A “overdose” mediática servida em nome do “interesse público”

Os autores recordam outros acontecimentos recentes em que foi usado este “jornalismo de corte”, como o anterior “casamento principesco” de 2011 (William e Catherine Middleton), ou “a cobertura indescritível e semelhantemente uniforme do falecimento da Princesa de Gales (Lady Diana) a 31 de Agosto de 1997”.
Citam depois Serge Halimi - cujo livro “Les Nouveaux Chiens de Garde” teve a sua primeira edição precisamente nese ano de 1997 - e que afirmou na altura que “a missão do jornalista consiste em tornar interessante aquilo que é importante, e não tornar importante o que é interessante; o destino de África é talvez menos ‘interessante’ do que as condições da morte da Princesa de Gales, mas é infinitamente mais importante”.
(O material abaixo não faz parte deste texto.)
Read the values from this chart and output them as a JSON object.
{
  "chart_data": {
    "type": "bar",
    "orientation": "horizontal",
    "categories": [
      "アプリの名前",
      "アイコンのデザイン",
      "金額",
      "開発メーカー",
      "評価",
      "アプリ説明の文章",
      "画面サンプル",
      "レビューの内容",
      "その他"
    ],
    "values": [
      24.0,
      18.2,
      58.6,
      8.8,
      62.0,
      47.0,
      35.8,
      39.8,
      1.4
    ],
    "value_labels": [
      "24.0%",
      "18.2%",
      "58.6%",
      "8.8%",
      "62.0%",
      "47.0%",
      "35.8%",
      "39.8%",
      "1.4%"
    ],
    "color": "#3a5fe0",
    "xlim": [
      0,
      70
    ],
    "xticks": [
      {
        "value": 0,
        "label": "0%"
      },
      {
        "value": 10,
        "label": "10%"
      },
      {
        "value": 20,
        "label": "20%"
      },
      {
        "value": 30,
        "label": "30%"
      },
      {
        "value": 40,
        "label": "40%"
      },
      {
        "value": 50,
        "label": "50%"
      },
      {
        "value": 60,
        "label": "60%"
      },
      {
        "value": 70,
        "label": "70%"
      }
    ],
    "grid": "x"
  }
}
Voltando ao texto que citamos, “para justificar as suas escolhas, as chefias editoriais não hesitam em invocar ‘o interesse’ do público” mas, neste caso, “a cobertura mediática totalmente desproporcionada deste casamento” - como confirmam os próprios media presentes.
Assim, Le Figaro já constatava, em texto anterior ao acto, que, das cerca de 100 mil pessoas esperadas em Windsor para participar nas festividades, muitas seriam turistas estrangeiros, ou simplesmente tentadas a ver passar os recém-casados na carruagem. O mesmo jornal citava uma sondagem divulgada no Reino Unido, segundo a qual “66% dos britânicos não estão interessados pelo casamento de Harry e Megan”. O que não impediu a sua redacção de montar um dispositivo excepcional para seguir a cerimónia, com directos do local e convidados especiais em estúdio, além de chamadas aos seus correspondentes em Londres e Washington.
O texto que citamos menciona ainda Alex Taylor, jornalista britânico recentemente naturalizado francês, que afirmou em tweet: “Segundo uma sondagem, 66% dos britânicos não se interessam de todo pelo casamento real... contrariamente a 100% dos jornalistas franceses, que me deitam por cima um autêntico confetti de mansagens, por estes dias.” (...)
Em última instância, como concluem os seus autores, a “motivação profunda” das redacções que fizeram tantas edições especiais é bem trivial: trata-se da “corrida aos índices de audiência”, que é “o verdadeiro princípio regulador da indústria mediática, como as curvas de vendas dos iogurtes são para a indústria agro-alimentar. (...) Com a qualidade da informação como vítima colateral.”